For this reasons this is perhaps the hardest kind of world to write, especially if the setting is invented. After all, we know that some medieval people believed in witches and demons, but the reader of a historical novel doesn't assume these things are real just because the characters believe in them. Your problem with a work of speculative fiction is that the reader knows you have invented the world and that he is therefore dependent upon you to explain what is going on. If you start off with spaceships and then throw in a bunch of gods and monsters, some readers might think you don't have control of your genre. So what do you do?

If you're writing fantasy in SF clothing, you have some leeway; in this situation you're probably trying to jolt the reader out of their twenty-first century complacency by revealing the cosmic truth to which the atheist characters are blind. In a contemporary setting, this is an established sub-genre called "urban fantasy"; if you're imposing fantasy on a futuristic setting then I'm afraid you're beyond my area of expertise, so good luck to you!
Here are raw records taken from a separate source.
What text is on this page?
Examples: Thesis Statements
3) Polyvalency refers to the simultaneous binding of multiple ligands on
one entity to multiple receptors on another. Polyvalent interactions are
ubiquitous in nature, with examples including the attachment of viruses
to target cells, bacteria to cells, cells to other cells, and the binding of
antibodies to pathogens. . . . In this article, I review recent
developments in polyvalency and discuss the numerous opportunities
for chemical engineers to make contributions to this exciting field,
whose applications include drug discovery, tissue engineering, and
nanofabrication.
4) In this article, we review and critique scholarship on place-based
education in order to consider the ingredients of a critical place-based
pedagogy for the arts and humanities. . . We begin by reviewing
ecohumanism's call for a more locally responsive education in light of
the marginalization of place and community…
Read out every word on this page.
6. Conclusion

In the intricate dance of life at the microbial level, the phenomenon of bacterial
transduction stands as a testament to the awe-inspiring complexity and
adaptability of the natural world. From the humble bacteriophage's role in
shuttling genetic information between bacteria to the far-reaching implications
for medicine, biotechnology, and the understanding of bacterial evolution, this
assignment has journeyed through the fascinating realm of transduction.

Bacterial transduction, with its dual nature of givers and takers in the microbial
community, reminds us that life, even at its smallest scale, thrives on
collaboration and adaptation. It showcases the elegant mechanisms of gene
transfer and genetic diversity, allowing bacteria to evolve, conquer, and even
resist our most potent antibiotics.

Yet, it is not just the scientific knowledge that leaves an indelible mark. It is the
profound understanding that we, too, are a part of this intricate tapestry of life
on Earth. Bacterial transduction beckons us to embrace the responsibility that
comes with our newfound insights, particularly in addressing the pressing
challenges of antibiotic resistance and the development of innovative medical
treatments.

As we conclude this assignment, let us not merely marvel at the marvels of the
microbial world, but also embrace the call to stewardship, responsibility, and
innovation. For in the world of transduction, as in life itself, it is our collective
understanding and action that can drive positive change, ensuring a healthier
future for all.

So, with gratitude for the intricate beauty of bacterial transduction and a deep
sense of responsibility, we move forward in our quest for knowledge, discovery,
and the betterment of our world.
If, on the other hand, you are definitely writing SF, you have to establish your credentials early on. That way when the fairies do appear, the reader will say to herself "nah, this is SF - I'm sure there'll be a rational explanation eventually" (and there'd better be!). You can do it in an upfront way like Anne McCaffrey did in Dragonflight, which has an introduction carefully couched in SF language: "Rukhbat, in the Sagittarian Sector, was a golden G-type star." This is safe, but not exactly subtle!

What I try to do is be sufficiently offbeat in my worldbuilding that the reader knows this isn't a generic Earth-like fantasy world, even if it has humans with a pre-Industrial culture and some familiar Earth flora and fauna. My world has a ring system and an exaggerated axial tilt; the composition of its crust means that everything from rock colours to native flora and fauna are distinctly different from Earth. Hopefully, by the time the reader gets to the beings that my characters view with superstitious awe, they will seem to fit into the SF world instead of being a contradiction...

Maybe by now you're thinking that this is all too much, and you want to stick with a world where characters - as well as readers - know The Truth. You're probably right, and if the description of Enlightened World that I gave above fits your writing then go ahead; you'll be in top company. But at least you'll have made that decision knowingly - and when it comes to building a world, the more in control you are, the better your writing will be.